December 29, 1841

in Thoreau’s Journal:

Whole weeks or months of my summer life slide away in thin volumes like mist or smoke—till at length some warm morning perchance I see a sheet of mist blow down the brook to the swamp—its shadow flitting across the fields which have caught a new significance from that accident.  And as that vapor is raised above the earth so shall the next weeks be elevated above the plane of the actual— Or when the setting sun slants across the pastures—and the cows low to my inward ear—and only enhance the stillness—and the eve is as the dawn—a beginning hour and not a final one—as if it would never have done—  With its clear western amber inciting men to lives of as limpid purity— Then do other parts of my days work shine than I had thought at noon—for I discover the real purport of my toil—As when the husbandman has reached the end of the furrow and looks back—he can best tell where the pressed earth shines most. 

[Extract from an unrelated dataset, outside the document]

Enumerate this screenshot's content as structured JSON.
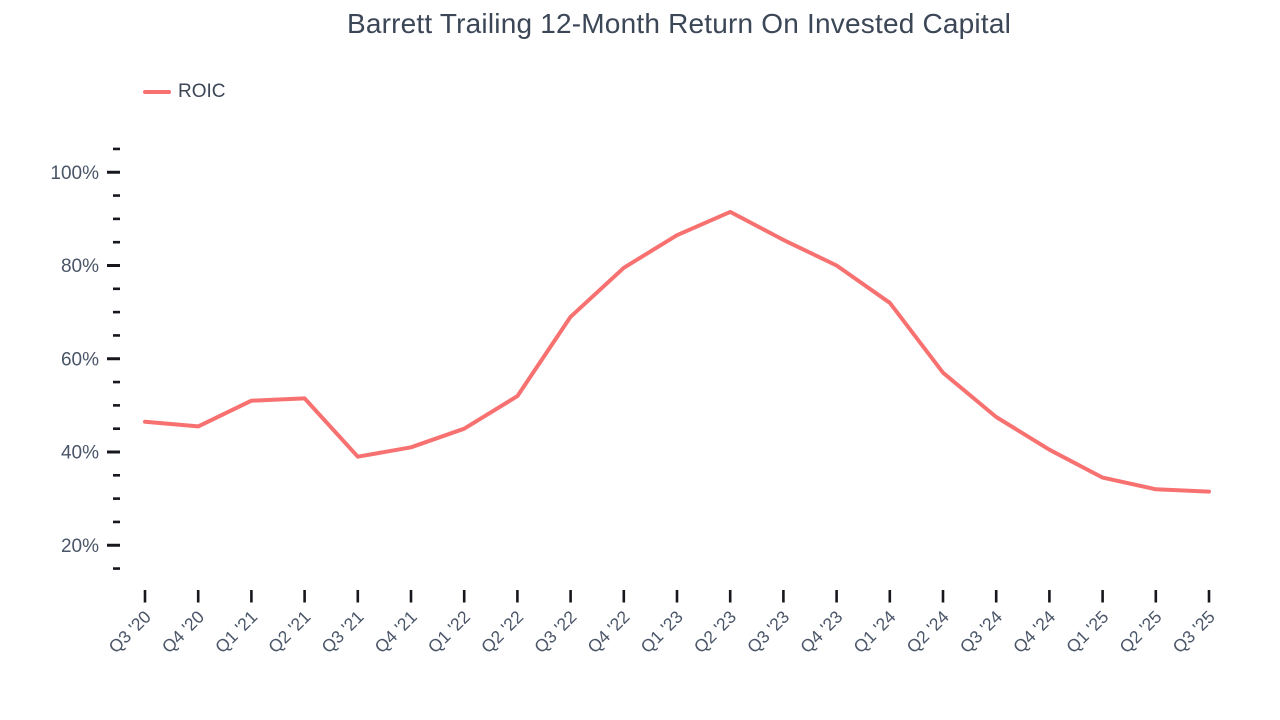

All true greatness runs as level as course and is as unaspiring as the plough in the furrow—  ….There is no wisdom which can take place of humanity….I can recall to my mind the stillest summer hour—in which the grasshopper sings over the mulleins—and there is a valor in that time the memory of which is armor that can laugh at any blow of fortunes. And man should go out nature with the chirp of the cricket, or the trill of the veery ringing in his ear. These earthly sounds should only die away for a season.